Je faillis, ai-je dit, me laisser séduire par ces sirènes intellectuelles, mais tout particulièrement par l’une d’elles, un jeune homme d’une grande agilité de cerveau et au corps presque rendu transparent par l’oubli où son locataire le laissait. Voici, réduite à ses grandes lignes, la théorie qu’il avait conçue :

« Si la science mathématique n’arrive pas à s’arracher définitivement au monde sensible, c’est qu’elle oublie de pousser à ses dernières conséquences la grande remarque d’Einstein (ou de Hegel, peut-être), que l’objet connu est modifié par l’acte de connaître.
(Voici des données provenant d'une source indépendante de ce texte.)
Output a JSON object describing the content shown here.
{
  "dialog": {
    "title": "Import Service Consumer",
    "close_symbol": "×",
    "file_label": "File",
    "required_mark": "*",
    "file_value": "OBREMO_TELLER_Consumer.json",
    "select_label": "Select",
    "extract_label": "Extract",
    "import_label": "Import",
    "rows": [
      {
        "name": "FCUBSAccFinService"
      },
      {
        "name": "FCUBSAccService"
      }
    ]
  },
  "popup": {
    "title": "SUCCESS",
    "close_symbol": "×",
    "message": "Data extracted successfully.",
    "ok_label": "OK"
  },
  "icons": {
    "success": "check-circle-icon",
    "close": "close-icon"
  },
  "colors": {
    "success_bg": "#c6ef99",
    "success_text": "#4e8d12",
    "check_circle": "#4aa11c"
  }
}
Tout système mathématique doit donc intégrer non seulement l’espace, avec ses trois dimensions non orientées, et le temps, avec son unique direction, mais aussi la conscience, avec ses deux directions opposées : être et non-être, ou encore conscience et inconscience, ou encore création et mécanisme ; c’est donc dans un continuum à trois dimensions et trois directions qu’il faut inscrire le monde sensible afin de le réduire à rien par la puissance dissolvante de l’abstraction.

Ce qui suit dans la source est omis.